Preparing for the Holidays: When a Guest Suffers from Hearing Loss

December 20th, 2019 | by Andreas Seelisch | Hearing Loss
Preparing for the Holidays: When a Guest Suffers from Hearing Loss


The holidays are a time for laughter, frolicking and fun!  We plan parties and put together guest lists, shopping lists, gift lists, to-do lists, schedules and more.  We want to make sure that everything is just right, which, of course, includes making accommodations for each and every guest, from weird Uncle Ralph to kind Aunt Melanie.

Regardless how colorful the characters or how boring the personalities are, it is possible that a few people on your guest list are hearing impaired. Uncle Ralph’s eccentricities are beside the point, so here are a few pointers on making the holidays a bit easier for your more normal guests who can’t hear as well as the rest of us can.

Be Patient

If you are talking to a hearing-impaired guest in the middle of a loud, riotous room, chances are likely that he or she will not understand what you’re saying, at first.

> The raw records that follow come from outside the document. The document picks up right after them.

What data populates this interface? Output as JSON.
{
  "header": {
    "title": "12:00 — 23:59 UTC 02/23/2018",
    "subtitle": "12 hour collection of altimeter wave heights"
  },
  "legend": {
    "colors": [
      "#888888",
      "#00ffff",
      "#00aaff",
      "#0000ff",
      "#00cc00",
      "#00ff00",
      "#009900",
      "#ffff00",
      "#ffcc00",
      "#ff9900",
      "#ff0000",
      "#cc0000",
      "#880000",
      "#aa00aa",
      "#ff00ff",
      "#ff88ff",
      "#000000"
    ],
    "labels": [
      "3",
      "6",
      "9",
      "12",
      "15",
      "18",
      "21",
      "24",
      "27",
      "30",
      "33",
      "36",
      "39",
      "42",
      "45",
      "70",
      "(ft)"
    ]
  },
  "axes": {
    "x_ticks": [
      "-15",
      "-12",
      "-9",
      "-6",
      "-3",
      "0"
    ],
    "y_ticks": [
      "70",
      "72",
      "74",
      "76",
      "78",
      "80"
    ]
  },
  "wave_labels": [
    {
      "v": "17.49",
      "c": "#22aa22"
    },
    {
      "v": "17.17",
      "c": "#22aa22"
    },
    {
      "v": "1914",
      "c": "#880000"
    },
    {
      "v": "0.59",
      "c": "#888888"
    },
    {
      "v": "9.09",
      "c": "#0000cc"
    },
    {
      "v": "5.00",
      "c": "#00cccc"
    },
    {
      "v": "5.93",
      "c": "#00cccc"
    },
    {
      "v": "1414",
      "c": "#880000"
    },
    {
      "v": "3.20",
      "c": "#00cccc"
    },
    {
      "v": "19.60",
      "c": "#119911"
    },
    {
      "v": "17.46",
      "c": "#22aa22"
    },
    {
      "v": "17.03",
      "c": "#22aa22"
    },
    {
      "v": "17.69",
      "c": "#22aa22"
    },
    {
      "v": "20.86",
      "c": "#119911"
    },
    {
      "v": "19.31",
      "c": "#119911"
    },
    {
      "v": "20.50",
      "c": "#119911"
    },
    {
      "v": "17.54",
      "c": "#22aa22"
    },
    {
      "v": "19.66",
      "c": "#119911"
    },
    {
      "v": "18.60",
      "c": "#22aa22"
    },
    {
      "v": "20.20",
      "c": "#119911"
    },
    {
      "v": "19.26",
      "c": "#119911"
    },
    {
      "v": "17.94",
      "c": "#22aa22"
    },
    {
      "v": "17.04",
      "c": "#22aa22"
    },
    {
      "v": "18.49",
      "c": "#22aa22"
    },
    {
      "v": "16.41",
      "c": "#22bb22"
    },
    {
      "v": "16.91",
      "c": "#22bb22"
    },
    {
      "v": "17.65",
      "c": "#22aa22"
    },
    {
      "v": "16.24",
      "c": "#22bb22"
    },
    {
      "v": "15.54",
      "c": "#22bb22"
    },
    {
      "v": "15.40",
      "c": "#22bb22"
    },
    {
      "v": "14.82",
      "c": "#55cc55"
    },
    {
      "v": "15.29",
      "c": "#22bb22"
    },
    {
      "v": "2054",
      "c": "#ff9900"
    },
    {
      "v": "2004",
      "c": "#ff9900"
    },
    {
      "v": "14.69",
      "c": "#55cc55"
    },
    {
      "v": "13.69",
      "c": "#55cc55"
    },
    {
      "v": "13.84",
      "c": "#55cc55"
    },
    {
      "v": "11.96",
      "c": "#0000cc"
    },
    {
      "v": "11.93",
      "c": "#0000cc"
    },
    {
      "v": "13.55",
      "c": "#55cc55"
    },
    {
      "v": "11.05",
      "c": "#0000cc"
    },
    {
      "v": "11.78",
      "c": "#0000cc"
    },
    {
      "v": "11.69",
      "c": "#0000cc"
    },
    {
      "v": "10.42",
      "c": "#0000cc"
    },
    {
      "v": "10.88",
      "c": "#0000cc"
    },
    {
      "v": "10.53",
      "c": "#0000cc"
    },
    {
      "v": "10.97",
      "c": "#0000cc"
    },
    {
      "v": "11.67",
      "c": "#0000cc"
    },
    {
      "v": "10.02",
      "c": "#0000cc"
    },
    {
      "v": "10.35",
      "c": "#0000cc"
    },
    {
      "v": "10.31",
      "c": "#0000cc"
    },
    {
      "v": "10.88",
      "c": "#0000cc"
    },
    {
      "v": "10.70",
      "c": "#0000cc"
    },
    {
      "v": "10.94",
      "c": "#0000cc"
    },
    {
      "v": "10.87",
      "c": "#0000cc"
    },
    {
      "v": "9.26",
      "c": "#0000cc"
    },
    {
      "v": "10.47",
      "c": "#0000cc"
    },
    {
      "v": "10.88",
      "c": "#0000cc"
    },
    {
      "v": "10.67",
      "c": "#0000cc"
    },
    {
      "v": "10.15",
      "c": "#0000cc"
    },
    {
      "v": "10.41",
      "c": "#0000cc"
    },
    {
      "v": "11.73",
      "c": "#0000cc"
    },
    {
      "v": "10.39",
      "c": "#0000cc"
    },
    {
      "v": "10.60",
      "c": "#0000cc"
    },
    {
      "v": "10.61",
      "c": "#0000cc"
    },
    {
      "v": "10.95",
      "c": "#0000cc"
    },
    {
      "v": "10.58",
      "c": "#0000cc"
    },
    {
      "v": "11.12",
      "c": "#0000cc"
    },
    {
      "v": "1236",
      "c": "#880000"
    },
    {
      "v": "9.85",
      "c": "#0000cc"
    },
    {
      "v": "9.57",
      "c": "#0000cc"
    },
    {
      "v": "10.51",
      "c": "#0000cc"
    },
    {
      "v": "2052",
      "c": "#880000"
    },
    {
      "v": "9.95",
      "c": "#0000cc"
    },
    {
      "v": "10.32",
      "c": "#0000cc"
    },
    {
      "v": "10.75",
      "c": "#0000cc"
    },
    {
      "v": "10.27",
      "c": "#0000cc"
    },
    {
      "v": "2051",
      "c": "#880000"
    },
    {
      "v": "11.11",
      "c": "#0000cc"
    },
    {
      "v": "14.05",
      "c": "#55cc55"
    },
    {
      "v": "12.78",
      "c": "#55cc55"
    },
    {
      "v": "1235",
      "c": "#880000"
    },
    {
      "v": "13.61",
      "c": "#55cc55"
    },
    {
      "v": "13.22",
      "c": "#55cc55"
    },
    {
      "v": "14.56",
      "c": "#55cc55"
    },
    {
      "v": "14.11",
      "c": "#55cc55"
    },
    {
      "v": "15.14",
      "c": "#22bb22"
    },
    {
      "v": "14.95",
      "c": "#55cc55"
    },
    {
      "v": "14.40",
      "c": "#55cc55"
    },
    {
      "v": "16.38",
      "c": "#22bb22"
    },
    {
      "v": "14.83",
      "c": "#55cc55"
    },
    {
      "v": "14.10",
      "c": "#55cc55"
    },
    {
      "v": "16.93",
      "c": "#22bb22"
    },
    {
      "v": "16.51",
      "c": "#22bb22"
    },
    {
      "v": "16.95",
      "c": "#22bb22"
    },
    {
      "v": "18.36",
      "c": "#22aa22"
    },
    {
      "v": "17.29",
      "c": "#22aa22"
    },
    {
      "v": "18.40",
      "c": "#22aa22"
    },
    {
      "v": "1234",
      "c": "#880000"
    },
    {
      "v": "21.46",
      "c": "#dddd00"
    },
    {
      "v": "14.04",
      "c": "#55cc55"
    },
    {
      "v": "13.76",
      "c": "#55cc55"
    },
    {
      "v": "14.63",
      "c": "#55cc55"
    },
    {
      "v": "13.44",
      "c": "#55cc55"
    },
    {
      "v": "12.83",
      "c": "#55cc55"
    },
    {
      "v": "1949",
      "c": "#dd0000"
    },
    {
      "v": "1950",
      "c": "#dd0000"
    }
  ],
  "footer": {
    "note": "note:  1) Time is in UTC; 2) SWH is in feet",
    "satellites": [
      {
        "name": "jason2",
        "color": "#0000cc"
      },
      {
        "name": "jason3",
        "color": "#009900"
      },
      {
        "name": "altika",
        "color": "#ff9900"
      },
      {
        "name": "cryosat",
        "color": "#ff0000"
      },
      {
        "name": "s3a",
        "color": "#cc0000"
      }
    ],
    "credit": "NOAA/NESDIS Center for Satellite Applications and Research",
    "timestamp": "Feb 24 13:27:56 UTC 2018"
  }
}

This person probably struggles on a daily basis to understand speech in the best of circumstances, so be patient in a loud room. You’ll earn a mountain of respect.

Speak Clearly and Enunciate  

The first sounds of speech that are lost, in the initial stages of hearing loss, are the soft consonants like f, h, s and t.  Someone who’s hearing impaired will understand you more easily when you speak the syllables of your words more clearly, rather than when you just speak louder.

Face Your Audience

Whenever you speak to your guest, be sure to face him or her.  Sometimes, people who are hearing impaired supplement the sounds they hear with reading lips, which can be especially helpful in a loud room.

Wait on the Chores

The clattering sound of dishes banging together will likely detract from your guest’s enjoyment, because the noise will cut into the sound of any conversation he or she may be involved in.

Plan Ahead for the Sake of Privacy

If your guest is spending the night, be sure to agree, beforehand, on a proper wake-up call.  This is vital, because if your guest wears hearing aids and takes them out at night, he or she may not hear a simple knock upon, or even a shout through the door.

The accommodations you can make for someone with hearing loss won’t require much effort at all, but they will warm your guest’s heart this holiday season, and the respect you will earn will last a lifetime.